Le système glucosinolates/myrosinase constitue clairement une première ligne de défense anti-herbivore à large spectre d’action aussi bien sous forme gazeuse (« essence de moutarde ») que par contact ou après ingestion. Les cibles sont très variées ainsi que leurs effets sur celles-ci. En vrac, on a constaté (mais cela varie selon les espèces de plantes concernées et le contexte environnemental !) les effets suivants :

– inhibition de la croissance des champignons parasites (effet antibiotique)

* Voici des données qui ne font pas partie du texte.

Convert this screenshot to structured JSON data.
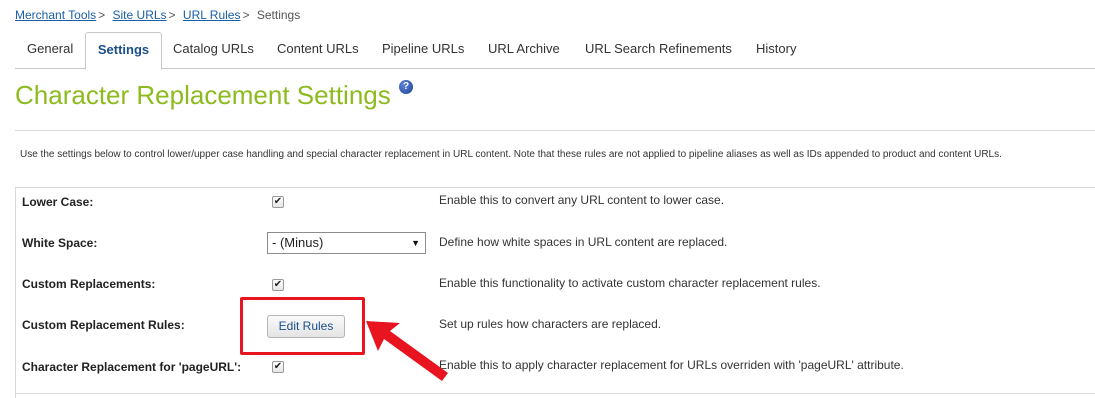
{
  "breadcrumb": {
    "items": [
      "Merchant Tools",
      "Site URLs",
      "URL Rules"
    ],
    "separator": ">",
    "current": "Settings"
  },
  "tabs": [
    "General",
    "Settings",
    "Catalog URLs",
    "Content URLs",
    "Pipeline URLs",
    "URL Archive",
    "URL Search Refinements",
    "History"
  ],
  "active_tab": "Settings",
  "page_title": "Character Replacement Settings",
  "help_icon_glyph": "?",
  "description": "Use the settings below to control lower/upper case handling and special character replacement in URL content. Note that these rules are not applied to pipeline aliases as well as IDs appended to product and content URLs.",
  "settings": {
    "lower_case": {
      "label": "Lower Case:",
      "checked": true,
      "description": "Enable this to convert any URL content to lower case."
    },
    "white_space": {
      "label": "White Space:",
      "value": "- (Minus)",
      "description": "Define how white spaces in URL content are replaced."
    },
    "custom_replacements": {
      "label": "Custom Replacements:",
      "checked": true,
      "description": "Enable this functionality to activate custom character replacement rules."
    },
    "custom_replacement_rules": {
      "label": "Custom Replacement Rules:",
      "button": "Edit Rules",
      "description": "Set up rules how characters are replaced."
    },
    "page_url": {
      "label": "Character Replacement for 'pageURL':",
      "checked": true,
      "description": "Enable this to apply character replacement for URLs overriden with 'pageURL' attribute."
    }
  },
  "colors": {
    "title": "#8dbb1f",
    "link": "#1a5ea6",
    "annotation": "#e8141f"
  },
  "icons": {
    "checkmark": "✔",
    "dropdown_arrow": "▼",
    "help": "help-icon"
  }
}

– toxicité envers les nématodes (sortes de vers qui s’attaquent aux racines) du sol

– effet répulsif sur les larves de phryganes, escargots d’eau douce et gammares (petites crevettes aquatiques) comme chez le cresson

– effets toxiques et/ou répulsifs sur des mammifères, des oiseaux, des insectes ou des mollusques

– inhibition de la croissance ou de la germination d’autres plantes (allélopathie) (voir les chroniques sur l’alliaire officinale).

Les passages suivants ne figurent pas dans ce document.